The problem is that one is wielding the magic as an excuse to advance a racist concept: that an entire people is deserving of violence. That's why we label groups 'inherently' evil after all, but in and out of game: in order to make it okay to hurt them, enslave them, take from them.
 

I never saw orcs as pure raiders, at least I never saw them as purely tribal raiders. For me, in most settings I made for D&D, orcs often had a range of societies but those societies tended to be martial (i.e. they might sometimes be vikings, sometimes be Romans, sometimes be tribes of hill orcs, etc). The Roman orcs were pretty advanced by the tech level of the setting. Same with goblins and kobolds. You often did have the traditional bands of goblins and kobolds, but you also had kobolds functioning as scribes and as intelligentsia in the Roman orc region. What is cool about races and world building is them having distinct physical and mental characteristics that shape their culture in different ways than humans (for example a race that has extremely acute smell and can see at night is probably going to have a different culture from humans). Obviously inventing cultures whole cloth can be difficult so we find an analog. In my case Rome. But you can deviate more from real world cultures if you are willing to put in the work (it is just harder and requires a lot more thought).

...

Wait.

Youre saying, vikings are nonhumans, and nonadvanced, and tend to only be martial?

LOL! Are you listening to what you are saying?



By the way, I am Norwegian, and I can be less than thrilled about how D&D stereotypes reallife Nordic cultures.

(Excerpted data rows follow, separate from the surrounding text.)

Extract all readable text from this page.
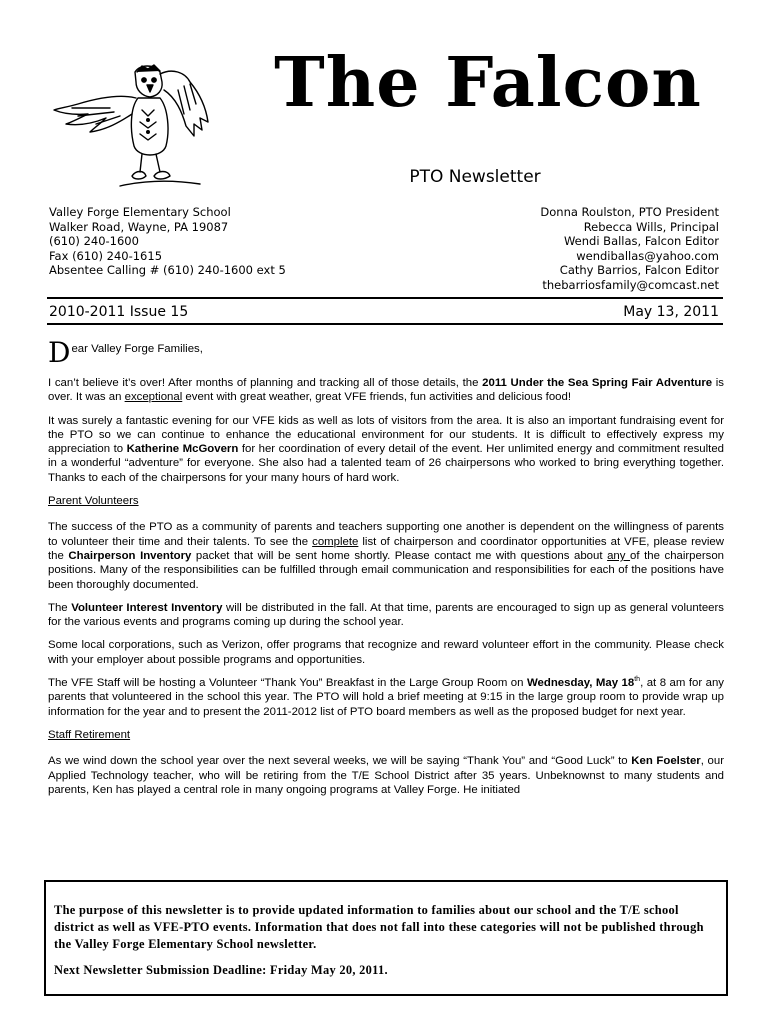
The Falcon
PTO Newsletter
Valley Forge Elementary School
Walker Road, Wayne, PA 19087
(610) 240-1600
Fax (610) 240-1615
Absentee Calling # (610) 240-1600 ext 5
Donna Roulston, PTO President
Rebecca Wills, Principal
Wendi Ballas, Falcon Editor
wendiballas@yahoo.com
Cathy Barrios, Falcon Editor
thebarriosfamily@comcast.net
2010-2011 Issue 15	May 13, 2011

D ear Valley Forge Families,

I can’t believe it’s over! After months of planning and tracking all of those details, the 2011 Under the Sea Spring Fair Adventure is over. It was an exceptional event with great weather, great VFE friends, fun activities and delicious food!

It was surely a fantastic evening for our VFE kids as well as lots of visitors from the area. It is also an important fundraising event for the PTO so we can continue to enhance the educational environment for our students. It is difficult to effectively express my appreciation to Katherine McGovern for her coordination of every detail of the event. Her unlimited energy and commitment resulted in a wonderful “adventure” for everyone. She also had a talented team of 26 chairpersons who worked to bring everything together. Thanks to each of the chairpersons for your many hours of hard work.

Parent Volunteers

The success of the PTO as a community of parents and teachers supporting one another is dependent on the willingness of parents to volunteer their time and their talents. To see the complete list of chairperson and coordinator opportunities at VFE, please review the Chairperson Inventory packet that will be sent home shortly. Please contact me with questions about any of the chairperson positions. Many of the responsibilities can be fulfilled through email communication and responsibilities for each of the positions have been thoroughly documented.

The Volunteer Interest Inventory will be distributed in the fall. At that time, parents are encouraged to sign up as general volunteers for the various events and programs coming up during the school year.

Some local corporations, such as Verizon, offer programs that recognize and reward volunteer effort in the community. Please check with your employer about possible programs and opportunities.

The VFE Staff will be hosting a Volunteer “Thank You” Breakfast in the Large Group Room on Wednesday, May 18th, at 8 am for any parents that volunteered in the school this year. The PTO will hold a brief meeting at 9:15 in the large group room to provide wrap up information for the year and to present the 2011-2012 list of PTO board members as well as the proposed budget for next year.

Staff Retirement

As we wind down the school year over the next several weeks, we will be saying “Thank You” and “Good Luck” to Ken Foelster, our Applied Technology teacher, who will be retiring from the T/E School District after 35 years. Unbeknownst to many students and parents, Ken has played a central role in many ongoing programs at Valley Forge. He initiated

The purpose of this newsletter is to provide updated information to families about our school and the T/E school district as well as VFE-PTO events. Information that does not fall into these categories will not be published through the Valley Forge Elementary School newsletter.

Next Newsletter Submission Deadline: Friday May 20, 2011.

I dont want my game to get bogged down by someone elses stereotypes about my identity.

When gamers from other reallife identities call attention to problematics in D&D traditions, I can empathize with what they are saying.



Moreover, you kinda just said, you make Orcs a stand-in for a reallife ethnicity, such as "Viking" Period Norse cultures.
 

Creature type is already a thing though. Humanoid, fiend, fey, elemental, aberration, giant, undead, etc. are creature types.
Im curious about what a D&D taxonomy might look like. The Types are all over the place, but could organize into rankings.

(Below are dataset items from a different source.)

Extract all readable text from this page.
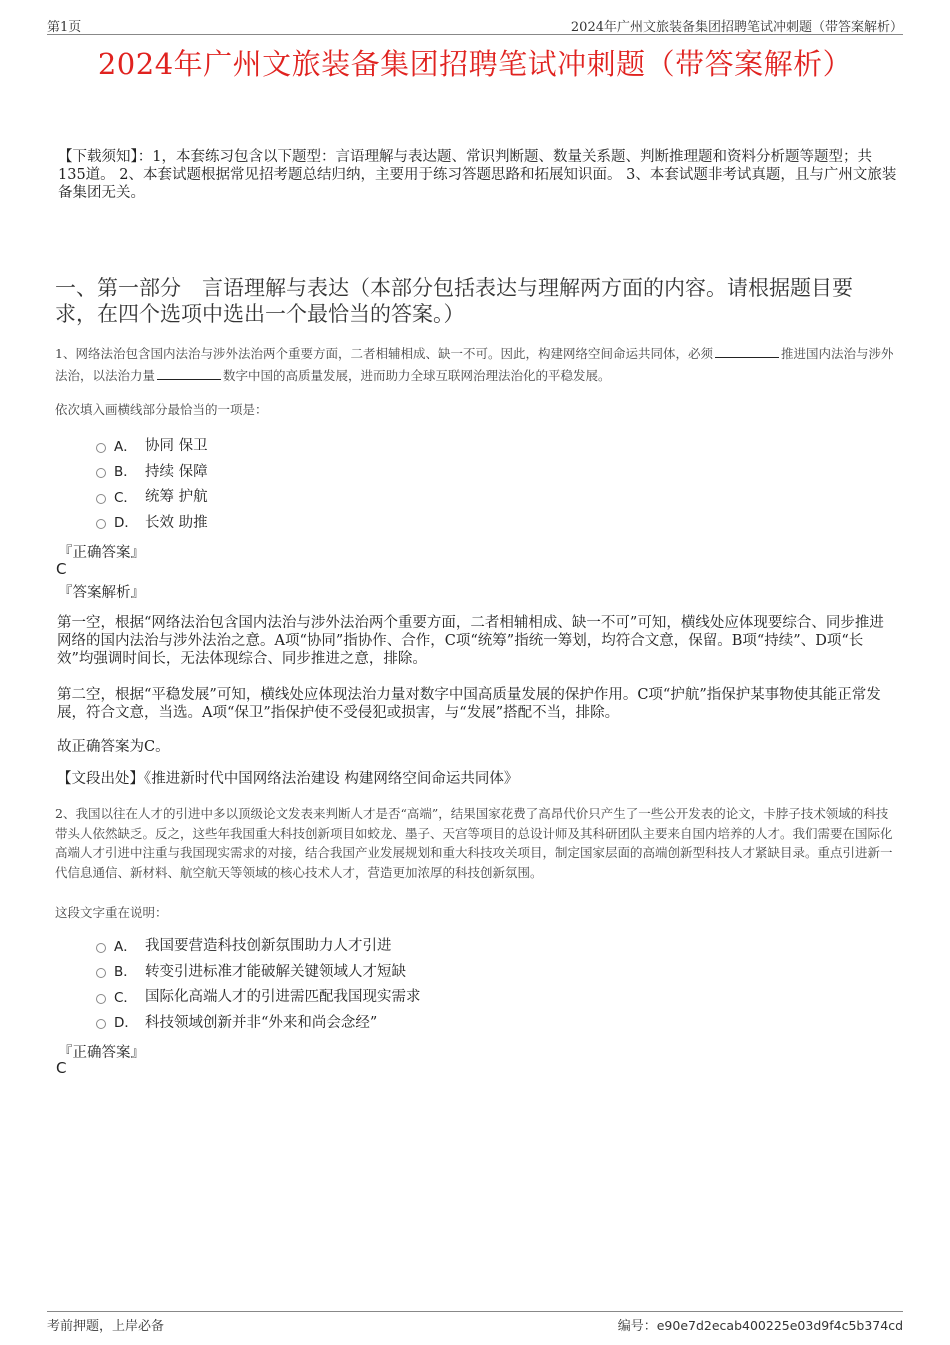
第1页	2024年广州文旅装备集团招聘笔试冲刺题（带答案解析）
2024年广州文旅装备集团招聘笔试冲刺题（带答案解析）
【下载须知】：1，本套练习包含以下题型：言语理解与表达题、常识判断题、数量关系题、判断推理题和资料分析题等题型；共135道。 2、本套试题根据常见招考题总结归纳，主要用于练习答题思路和拓展知识面。 3、本套试题非考试真题，且与广州文旅装备集团无关。
一、第一部分　言语理解与表达（本部分包括表达与理解两方面的内容。请根据题目要求，在四个选项中选出一个最恰当的答案。）
1、网络法治包含国内法治与涉外法治两个重要方面，二者相辅相成、缺一不可。因此，构建网络空间命运共同体，必须	推进国内法治与涉外法治，以法治力量	数字中国的高质量发展，进而助力全球互联网治理法治化的平稳发展。
依次填入画横线部分最恰当的一项是：
A． 协同 保卫
B． 持续 保障
C． 统筹 护航
D． 长效 助推
『正确答案』
C
『答案解析』
第一空，根据“网络法治包含国内法治与涉外法治两个重要方面，二者相辅相成、缺一不可”可知，横线处应体现要综合、同步推进网络的国内法治与涉外法治之意。A项“协同”指协作、合作，C项“统筹”指统一筹划，均符合文意，保留。B项“持续”、D项“长效”均强调时间长，无法体现综合、同步推进之意，排除。
第二空，根据“平稳发展”可知，横线处应体现法治力量对数字中国高质量发展的保护作用。C项“护航”指保护某事物使其能正常发展，符合文意，当选。A项“保卫”指保护使不受侵犯或损害，与“发展”搭配不当，排除。
故正确答案为C。
【文段出处】《推进新时代中国网络法治建设 构建网络空间命运共同体》
2、我国以往在人才的引进中多以顶级论文发表来判断人才是否“高端”，结果国家花费了高昂代价只产生了一些公开发表的论文，卡脖子技术领域的科技带头人依然缺乏。反之，这些年我国重大科技创新项目如蛟龙、墨子、天宫等项目的总设计师及其科研团队主要来自国内培养的人才。我们需要在国际化高端人才引进中注重与我国现实需求的对接，结合我国产业发展规划和重大科技攻关项目，制定国家层面的高端创新型科技人才紧缺目录。重点引进新一代信息通信、新材料、航空航天等领域的核心技术人才，营造更加浓厚的科技创新氛围。
这段文字重在说明：
A． 我国要营造科技创新氛围助力人才引进
B． 转变引进标准才能破解关键领域人才短缺
C． 国际化高端人才的引进需匹配我国现实需求
D． 科技领域创新并非“外来和尚会念经”
『正确答案』
C
考前押题，上岸必备	编号：e90e7d2ecab400225e03d9f4c5b374cd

For example, something like:

Lifeform: Thought
Planarity: Astral
Planarity (Positive): Celestial
Planarity (Negative): Fiend
• • Type: Devil
• • Type: Demon
• • Type: Yugoloth
Planarity: Aberration

Lifeform: Spirit
Planarity: Ethereal
Planarity (Positive): Fey
Planarity (Negative): Shadow
• • Type: Undead
Planarity: Elemental (elemental spirit is form but not substance)

Lifeform: Matter
Planarity: Material
• • Type: Beast
• • Type: Plant
• • Type: Ooze

There is much ambiguity with some types. Is Giant an Elemental or a Material creature? Is Elf a Celestial, a Fey, a Material, or any? And so on.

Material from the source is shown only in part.